Bruderer Pascale · Nationalrat · 2002-06-18
Bruderer Pascale · Nationalrat · Aargau · Sozialdemokratische Fraktion · 2002-06-18
Wortprotokoll
Artikel 13 enthält wichtige Bestimmungen zur Information der Bevölkerung, was die Gleichstellungsfrage anbelangt, zur Information der Betroffenen punkto Handlungs- und Lösungsmöglichkeiten sowie auch zur Beratung der Privaten und der Behörden durch den Bund. Diese Punkte schreien geradezu nach einer Stelle, welche deren Koordination und Kontrolle übernimmt. Ebenso haben wir uns ja für eine regelmässige Untersuchung der Wirksamkeit des Gesetzes ausgesprochen. Artikel 13 Absatz 3 legt jedoch nicht fest, wer beim Bund überhaupt zuständig und kompetent sein wird, um die vorgesehene Überprüfung zu übernehmen und auszuführen.

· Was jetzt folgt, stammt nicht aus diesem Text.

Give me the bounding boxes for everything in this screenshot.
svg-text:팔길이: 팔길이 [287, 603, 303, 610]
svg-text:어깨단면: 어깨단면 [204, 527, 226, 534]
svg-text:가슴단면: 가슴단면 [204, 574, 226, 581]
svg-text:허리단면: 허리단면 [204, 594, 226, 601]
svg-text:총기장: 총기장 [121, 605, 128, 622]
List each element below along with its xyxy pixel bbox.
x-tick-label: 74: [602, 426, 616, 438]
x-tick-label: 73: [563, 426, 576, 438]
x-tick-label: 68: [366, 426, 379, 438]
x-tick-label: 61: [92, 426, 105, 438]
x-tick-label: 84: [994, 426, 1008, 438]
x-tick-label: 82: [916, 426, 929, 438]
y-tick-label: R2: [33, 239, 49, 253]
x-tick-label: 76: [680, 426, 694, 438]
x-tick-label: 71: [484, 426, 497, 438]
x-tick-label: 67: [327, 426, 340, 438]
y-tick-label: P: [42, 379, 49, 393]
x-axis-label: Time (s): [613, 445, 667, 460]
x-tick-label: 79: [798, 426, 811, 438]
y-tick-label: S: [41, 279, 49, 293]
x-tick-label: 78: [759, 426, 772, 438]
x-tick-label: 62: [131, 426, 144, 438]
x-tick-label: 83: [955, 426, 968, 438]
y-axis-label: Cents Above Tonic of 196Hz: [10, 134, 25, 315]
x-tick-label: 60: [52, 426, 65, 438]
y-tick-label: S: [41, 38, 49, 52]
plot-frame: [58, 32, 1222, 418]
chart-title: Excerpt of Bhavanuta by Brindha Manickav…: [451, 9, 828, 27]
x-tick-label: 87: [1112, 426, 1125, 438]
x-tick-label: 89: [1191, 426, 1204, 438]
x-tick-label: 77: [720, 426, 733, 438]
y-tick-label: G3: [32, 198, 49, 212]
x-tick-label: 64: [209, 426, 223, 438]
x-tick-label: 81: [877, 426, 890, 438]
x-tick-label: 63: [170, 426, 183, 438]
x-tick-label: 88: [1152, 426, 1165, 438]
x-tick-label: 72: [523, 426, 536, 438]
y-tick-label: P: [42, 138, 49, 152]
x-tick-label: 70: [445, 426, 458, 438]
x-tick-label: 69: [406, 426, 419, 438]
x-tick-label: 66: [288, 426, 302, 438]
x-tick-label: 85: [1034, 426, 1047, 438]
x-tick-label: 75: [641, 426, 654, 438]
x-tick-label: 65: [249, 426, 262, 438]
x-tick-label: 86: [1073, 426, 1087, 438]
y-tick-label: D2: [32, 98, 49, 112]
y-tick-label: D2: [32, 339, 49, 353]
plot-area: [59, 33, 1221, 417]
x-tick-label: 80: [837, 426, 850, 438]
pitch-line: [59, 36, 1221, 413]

Behinderte Menschen werden, wie wir mehrmals gehört haben, in sehr unterschiedlichen Bereichen benachteiligt. Angesichts dieser unterschiedlichen Bereiche, welche vom Behindertengleichstellungsgesetz erfasst sind, werden zwangsläufig mehrere Departemente für die Durchsetzung und für die Umsetzung seiner Bestimmungen zuständig sein. Damit eine gesamte, eine ganzheitliche Wirksamkeitsüberprüfung erfolgen kann, muss unbedingt eine Koordination dieser Informationen und dieser Aufgaben sichergestellt werden.
Die Kommissionsmehrheit, welche die SP-Fraktion unterstützt, fordert deshalb ein Gleichstellungsbüro. In Anlehnung an das Eidgenössische Büro für die Gleichstellung von Frau und Mann ist dieses verantwortlich für eine effektive Ausführung der Aufgaben gemäss Artikel 13 und dafür, dass diese aufeinander abgestimmt werden. Wie der Bundesrat in der Botschaft auf Seite 1790 selbst hervorhebt, verleiht eine solche Stelle der Gleichstellung behinderter Menschen ausserdem eine besondere Legitimität. Die Wirkung, welche eine solche Stelle auf die Öffentlichkeit haben kann, darf ebenfalls nicht unterschätzt werden. Man weiss nämlich dann, wohin man sich wenden muss, um Informationen zur Gleichstellung behinderter Menschen zu erhalten. Die Betroffenen selber kennen einen zentralen Ort, wohin sie sich bei Fragen, bei Problemen, aber auch mit Anregungen wenden können. Ganz wichtig scheinen mir auch die Aufgaben, die ein solches Gleichstellungsbüro gegenüber Privaten und gegenüber den Behörden übernehmen kann. Es soll diese beraten, es soll diese informieren, was die Umsetzung des Gesetzes betrifft.
Abschliessend möchte ich erwähnen, dass das deutsche Bundeskabinett in seinem Entwurf zu einem Bundesbehindertengleichstellungsgesetz ausdrücklich einen solchen Beauftragten, wie sie es nennen, für die Belange behinderter Menschen eingesetzt hat. Dieses Amt existiert heute und hat sich bei der Gleichstellung behinderter Menschen durchaus bewährt.
Die SP-Fraktion empfiehlt Ihnen, der Kommissionsmehrheit zu folgen, sich also für ein solches Gleichstellungsbüro auszusprechen.